Jane Slimming, digital specialist at Acceleris, says: "This just wasn't
getting the volume necessary. To meet its sales targets, Healthier
Weight needed to increase the number of visitors to its site, and it
needed more of those visitors to phone the company. So the team there
came to us and asked us to run a larger scale campaign."
Although the budget for this campaign was increased to £50,000, it
was still necessary to make this work as hard as possible. So Slimming
went to Yahoo!'s blind network. She explains: "Blind networks are a
great way of getting a large number of impressions for low investment.
They're much cheaper because you don't know which sites they're coming
from - they're blind - and so you tend to get a lot more wastage."
However, by using behavioural targeting, Slimming was able to cut this
wastage. She says: "Yahoo! has just started offering behavioural
targeting on its blind network and it's great. Basically, it only serves
our ads to those users who have behaved as though they're interested in
dieting. Those behaviours might be clicking on a diet ad or entering a
dieting term into a search engine."
The time users spent on the website also increased, indicating that the
campaign was indeed attracting people with a genuine interest in
Healthier Weight's products and services.
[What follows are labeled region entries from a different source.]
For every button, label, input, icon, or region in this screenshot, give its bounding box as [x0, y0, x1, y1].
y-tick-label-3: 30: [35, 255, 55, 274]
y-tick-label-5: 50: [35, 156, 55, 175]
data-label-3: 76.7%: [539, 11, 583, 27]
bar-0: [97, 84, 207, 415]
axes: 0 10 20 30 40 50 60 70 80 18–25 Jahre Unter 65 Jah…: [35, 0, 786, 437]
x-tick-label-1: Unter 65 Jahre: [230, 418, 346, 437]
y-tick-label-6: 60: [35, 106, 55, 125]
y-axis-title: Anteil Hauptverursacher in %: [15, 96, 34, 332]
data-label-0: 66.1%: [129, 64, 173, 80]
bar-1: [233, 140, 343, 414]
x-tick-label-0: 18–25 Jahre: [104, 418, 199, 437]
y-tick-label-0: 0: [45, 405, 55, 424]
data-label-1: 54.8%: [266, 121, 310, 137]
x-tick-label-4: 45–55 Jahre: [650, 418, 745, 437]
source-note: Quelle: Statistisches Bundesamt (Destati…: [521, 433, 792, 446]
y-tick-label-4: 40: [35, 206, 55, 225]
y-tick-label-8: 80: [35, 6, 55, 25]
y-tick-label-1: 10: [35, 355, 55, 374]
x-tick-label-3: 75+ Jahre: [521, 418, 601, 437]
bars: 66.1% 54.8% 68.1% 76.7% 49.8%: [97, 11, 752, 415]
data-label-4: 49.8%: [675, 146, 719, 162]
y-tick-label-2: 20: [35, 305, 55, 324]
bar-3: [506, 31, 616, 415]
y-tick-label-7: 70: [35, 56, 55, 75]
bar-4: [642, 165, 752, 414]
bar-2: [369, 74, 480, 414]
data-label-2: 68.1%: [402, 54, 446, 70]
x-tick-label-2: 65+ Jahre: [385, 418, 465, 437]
Slimming is convinced behavioural targeting is appropriate for
large-scale campaigns such as this. She says: "Previously, the ability
to target was limited to matching up the message to the site. For
example, if selling cars, you'd advertise on a niche car-enthusiast's
website. This type of targeting saw high click-through rates but
couldn't deliver a broad reach."
She concludes: "Demographic and geographical targeting are steps in the
right direction, but are limited in their recency and accuracy. It's
only behavioural targeting that allows you to reach a large number of
people who have recently done something to suggest that they are
currently interested in what you have to offer."